Further interest in the orexin system was generated when concurrent studies implicated it in another homeostatic function, sleep–wakefulness. Two groups simultaneously reported that dysfunction in the orexin system was linked with narcoleptic symptoms in mice and dogs [21], [22]. Later work in humans showed that narcoleptics (with cataplexy) lack orexin in their CSF and lack most orexin neurons in posterior hypothalamus [23], [24], [25]. Together these findings led to the view that the orexin system is involved in arousal and maintenance of the waking state. In support of this view, additional findings showed that orexin neurons send dense projections to brain arousal areas including the locus coeruleus, tuberomammillary nucleus, and basal forebrain cholinergic system [4], [5], [26], [27] and that orexin application typically strongly activates these cells [17], [28], [29], [30]. Together, the findings that the orexin system is involved in both feeding and arousal led to the hypothesis that the primary function of this system was in promoting arousal in response to food deprivation and in a fashion to promote food consumption [1], [2]. Recent studies, however, have investigated a possible role for orexins in reward-seeking for food and drugs of abuse independently of deprivation. As discussed below, this reward-associated function of the orexin system may be separated from its role in homeostatic feeding and maintenance of the arousal state, and may be mediated by a separate population of (laterally located) orexin neurons.

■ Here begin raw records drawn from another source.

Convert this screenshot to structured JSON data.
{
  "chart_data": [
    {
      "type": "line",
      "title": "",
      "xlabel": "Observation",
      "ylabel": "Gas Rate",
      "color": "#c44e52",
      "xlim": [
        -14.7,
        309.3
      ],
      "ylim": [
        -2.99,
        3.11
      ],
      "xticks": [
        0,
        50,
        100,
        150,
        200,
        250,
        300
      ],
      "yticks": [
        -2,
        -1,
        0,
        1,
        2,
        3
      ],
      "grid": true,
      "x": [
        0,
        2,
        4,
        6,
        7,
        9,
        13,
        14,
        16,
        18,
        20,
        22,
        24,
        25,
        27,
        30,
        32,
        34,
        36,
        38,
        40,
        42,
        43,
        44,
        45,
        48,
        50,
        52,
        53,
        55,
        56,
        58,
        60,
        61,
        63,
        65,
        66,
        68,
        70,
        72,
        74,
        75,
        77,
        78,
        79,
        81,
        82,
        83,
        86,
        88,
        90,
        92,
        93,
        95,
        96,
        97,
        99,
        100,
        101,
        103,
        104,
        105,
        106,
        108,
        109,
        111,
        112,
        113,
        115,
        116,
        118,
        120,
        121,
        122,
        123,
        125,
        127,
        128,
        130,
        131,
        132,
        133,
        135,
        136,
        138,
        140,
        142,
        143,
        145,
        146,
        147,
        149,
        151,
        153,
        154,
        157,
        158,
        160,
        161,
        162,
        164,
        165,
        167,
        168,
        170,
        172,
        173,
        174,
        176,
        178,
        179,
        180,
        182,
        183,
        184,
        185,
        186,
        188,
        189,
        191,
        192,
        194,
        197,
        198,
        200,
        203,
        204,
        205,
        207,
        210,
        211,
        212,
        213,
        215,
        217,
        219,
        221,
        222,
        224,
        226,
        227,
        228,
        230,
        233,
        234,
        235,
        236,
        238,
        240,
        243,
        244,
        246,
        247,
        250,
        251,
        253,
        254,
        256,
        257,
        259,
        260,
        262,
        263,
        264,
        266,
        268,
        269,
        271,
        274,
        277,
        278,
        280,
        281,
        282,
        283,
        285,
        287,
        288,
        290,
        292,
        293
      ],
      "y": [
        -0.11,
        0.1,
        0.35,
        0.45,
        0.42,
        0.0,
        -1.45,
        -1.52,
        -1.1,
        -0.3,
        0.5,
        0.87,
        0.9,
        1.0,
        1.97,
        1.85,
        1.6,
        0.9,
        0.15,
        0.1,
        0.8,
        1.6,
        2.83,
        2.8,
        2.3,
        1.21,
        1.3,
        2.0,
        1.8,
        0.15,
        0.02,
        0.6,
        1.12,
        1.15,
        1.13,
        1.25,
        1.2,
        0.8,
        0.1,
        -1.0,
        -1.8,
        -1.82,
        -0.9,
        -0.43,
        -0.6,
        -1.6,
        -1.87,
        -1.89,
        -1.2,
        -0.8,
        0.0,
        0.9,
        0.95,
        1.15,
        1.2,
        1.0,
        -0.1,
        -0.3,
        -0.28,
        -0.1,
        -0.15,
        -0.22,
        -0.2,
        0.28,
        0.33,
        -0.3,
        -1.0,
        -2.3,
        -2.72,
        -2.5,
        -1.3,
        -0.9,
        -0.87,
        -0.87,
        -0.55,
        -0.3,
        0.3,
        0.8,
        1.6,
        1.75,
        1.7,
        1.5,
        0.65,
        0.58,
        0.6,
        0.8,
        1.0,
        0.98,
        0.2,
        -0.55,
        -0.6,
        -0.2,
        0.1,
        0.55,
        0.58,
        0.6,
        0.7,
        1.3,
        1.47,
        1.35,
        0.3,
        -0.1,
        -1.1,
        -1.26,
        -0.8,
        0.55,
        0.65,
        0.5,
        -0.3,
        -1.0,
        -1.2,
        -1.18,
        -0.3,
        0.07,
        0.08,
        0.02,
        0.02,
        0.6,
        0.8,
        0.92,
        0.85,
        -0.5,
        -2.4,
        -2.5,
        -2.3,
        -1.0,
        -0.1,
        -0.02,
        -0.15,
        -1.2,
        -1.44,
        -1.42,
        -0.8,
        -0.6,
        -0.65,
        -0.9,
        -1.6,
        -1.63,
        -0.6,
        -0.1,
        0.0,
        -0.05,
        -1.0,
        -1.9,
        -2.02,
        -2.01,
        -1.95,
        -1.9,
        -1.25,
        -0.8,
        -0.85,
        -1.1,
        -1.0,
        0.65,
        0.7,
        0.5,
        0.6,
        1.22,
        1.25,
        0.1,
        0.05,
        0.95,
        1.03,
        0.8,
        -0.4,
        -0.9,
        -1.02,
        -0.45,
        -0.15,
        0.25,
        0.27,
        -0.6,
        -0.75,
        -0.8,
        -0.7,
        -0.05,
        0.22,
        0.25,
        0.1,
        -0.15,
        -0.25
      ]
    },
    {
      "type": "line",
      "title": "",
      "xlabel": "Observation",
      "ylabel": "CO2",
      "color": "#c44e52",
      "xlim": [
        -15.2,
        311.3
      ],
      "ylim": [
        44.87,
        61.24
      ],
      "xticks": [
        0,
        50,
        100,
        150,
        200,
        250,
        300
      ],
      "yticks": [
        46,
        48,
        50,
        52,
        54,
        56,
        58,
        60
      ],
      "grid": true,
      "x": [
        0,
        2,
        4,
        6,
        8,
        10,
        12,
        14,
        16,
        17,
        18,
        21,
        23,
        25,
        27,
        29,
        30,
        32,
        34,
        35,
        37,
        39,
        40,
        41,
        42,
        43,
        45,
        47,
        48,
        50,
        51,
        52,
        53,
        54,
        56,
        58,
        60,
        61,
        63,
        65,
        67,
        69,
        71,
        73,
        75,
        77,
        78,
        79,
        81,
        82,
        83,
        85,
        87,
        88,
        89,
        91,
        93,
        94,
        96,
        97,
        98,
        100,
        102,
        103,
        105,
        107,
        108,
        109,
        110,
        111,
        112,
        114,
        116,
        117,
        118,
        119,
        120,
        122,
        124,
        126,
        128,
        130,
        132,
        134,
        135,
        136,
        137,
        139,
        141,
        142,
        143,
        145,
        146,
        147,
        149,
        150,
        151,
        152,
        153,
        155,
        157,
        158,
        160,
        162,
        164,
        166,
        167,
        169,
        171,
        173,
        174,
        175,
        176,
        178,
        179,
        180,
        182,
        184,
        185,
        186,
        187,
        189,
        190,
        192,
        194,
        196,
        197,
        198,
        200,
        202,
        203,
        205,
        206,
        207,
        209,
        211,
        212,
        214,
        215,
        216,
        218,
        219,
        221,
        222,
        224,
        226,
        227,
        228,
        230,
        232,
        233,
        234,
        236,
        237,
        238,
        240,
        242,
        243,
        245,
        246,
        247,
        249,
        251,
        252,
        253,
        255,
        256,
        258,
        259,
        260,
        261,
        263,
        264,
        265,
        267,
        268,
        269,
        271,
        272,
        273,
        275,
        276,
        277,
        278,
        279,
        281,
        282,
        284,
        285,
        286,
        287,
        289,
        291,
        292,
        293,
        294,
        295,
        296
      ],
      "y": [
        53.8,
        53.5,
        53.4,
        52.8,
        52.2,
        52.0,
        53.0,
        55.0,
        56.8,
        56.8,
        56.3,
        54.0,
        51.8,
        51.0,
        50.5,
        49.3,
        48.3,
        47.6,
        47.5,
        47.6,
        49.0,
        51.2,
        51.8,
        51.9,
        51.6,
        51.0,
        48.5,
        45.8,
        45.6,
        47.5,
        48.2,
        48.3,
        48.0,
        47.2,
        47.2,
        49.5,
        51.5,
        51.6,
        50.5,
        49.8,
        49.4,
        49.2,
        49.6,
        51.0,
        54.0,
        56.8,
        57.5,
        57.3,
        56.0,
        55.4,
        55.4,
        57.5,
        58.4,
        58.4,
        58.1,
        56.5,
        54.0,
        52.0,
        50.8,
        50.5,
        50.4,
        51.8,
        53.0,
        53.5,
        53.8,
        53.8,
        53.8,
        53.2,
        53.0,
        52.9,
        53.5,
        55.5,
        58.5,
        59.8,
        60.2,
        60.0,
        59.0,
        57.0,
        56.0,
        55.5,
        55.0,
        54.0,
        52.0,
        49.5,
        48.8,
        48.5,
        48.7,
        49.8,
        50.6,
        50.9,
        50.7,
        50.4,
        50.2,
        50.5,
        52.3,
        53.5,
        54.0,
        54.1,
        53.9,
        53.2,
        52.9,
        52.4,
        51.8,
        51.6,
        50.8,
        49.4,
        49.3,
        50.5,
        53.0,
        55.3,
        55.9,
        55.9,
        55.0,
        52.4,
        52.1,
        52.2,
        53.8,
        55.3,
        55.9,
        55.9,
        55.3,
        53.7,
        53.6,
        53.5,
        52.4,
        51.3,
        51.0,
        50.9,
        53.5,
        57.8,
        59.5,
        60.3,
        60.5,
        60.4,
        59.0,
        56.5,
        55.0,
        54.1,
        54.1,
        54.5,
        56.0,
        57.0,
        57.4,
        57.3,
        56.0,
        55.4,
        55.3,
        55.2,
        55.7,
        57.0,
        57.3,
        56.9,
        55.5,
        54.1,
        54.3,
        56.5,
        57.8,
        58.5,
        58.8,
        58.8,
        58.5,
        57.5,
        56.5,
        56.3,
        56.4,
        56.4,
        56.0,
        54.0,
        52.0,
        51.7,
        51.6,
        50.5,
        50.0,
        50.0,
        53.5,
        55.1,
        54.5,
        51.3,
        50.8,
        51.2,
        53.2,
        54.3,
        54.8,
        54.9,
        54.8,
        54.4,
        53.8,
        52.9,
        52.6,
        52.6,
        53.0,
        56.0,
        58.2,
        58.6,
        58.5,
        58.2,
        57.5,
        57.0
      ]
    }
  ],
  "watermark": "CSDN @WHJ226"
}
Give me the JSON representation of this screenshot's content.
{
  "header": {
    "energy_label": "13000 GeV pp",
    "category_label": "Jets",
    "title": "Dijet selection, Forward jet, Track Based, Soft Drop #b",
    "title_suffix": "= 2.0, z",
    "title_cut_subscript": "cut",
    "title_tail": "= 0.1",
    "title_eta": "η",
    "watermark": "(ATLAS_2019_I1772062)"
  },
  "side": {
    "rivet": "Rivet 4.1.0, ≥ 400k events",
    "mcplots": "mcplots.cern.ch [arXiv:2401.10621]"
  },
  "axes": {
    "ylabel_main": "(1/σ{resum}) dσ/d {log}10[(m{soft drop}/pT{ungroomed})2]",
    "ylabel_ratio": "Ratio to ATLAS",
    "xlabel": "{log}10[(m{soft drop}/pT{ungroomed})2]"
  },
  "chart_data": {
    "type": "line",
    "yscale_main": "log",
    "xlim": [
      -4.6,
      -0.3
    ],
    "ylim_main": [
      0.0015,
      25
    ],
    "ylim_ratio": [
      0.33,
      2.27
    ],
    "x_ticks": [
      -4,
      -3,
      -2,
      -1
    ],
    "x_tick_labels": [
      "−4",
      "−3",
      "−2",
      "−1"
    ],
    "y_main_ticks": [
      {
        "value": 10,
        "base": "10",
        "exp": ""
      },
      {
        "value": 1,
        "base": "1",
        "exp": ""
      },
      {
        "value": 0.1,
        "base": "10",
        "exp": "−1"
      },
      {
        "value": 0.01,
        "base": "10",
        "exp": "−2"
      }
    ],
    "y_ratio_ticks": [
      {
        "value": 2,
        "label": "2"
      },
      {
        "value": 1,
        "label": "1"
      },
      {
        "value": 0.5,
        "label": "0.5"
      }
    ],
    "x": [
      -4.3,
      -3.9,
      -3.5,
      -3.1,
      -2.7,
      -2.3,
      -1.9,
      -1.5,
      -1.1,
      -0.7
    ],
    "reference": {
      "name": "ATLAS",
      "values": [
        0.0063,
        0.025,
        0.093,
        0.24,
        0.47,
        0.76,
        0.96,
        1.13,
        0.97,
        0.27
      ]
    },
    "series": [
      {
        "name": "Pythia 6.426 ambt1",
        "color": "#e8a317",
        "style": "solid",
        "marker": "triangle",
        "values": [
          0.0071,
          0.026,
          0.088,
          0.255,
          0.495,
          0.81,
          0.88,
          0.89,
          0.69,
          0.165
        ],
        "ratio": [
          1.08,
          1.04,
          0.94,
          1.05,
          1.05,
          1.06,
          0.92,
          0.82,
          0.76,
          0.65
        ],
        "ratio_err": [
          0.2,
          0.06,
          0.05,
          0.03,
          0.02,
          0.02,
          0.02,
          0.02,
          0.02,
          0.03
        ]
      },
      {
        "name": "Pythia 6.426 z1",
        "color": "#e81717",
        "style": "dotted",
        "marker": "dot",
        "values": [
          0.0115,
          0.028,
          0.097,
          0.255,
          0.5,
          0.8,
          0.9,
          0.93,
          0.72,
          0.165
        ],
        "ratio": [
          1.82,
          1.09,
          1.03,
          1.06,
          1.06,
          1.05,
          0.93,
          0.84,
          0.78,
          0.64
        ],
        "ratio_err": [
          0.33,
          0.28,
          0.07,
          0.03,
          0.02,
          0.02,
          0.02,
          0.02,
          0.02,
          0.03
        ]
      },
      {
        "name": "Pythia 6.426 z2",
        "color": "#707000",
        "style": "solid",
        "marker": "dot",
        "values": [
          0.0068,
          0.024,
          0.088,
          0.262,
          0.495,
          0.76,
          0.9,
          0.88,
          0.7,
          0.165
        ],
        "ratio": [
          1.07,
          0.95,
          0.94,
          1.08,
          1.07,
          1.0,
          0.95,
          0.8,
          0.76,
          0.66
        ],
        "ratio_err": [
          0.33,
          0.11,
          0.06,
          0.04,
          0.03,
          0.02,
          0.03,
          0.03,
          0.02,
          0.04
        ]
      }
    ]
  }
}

Much attention has been focused recently on the role of orexin in drug reward (reviewed in [[30], [31], [32], [33]]); however, with the current growing obesity epidemic, several studies have now linked the orexin system to reward-based eating. Dysfunction of the orexin system may be a contributing factor in the overeating associated with obesity. This seems a plausible hypothesis given the fact that hypothalamus is optimally located within the brain to communicate with lower brainstem nuclei controlling homeostatic processes and higher cortical and limbic areas associated with motivation. Furthermore, there is overlapping neural circuitry involved in food and drug reward [34]. We recently reviewed orexin's role in drug addiction [30], [31]. Therefore, this review will focus on orexin's role in reward-based feeding and will only briefly highlight studies involving drug reward.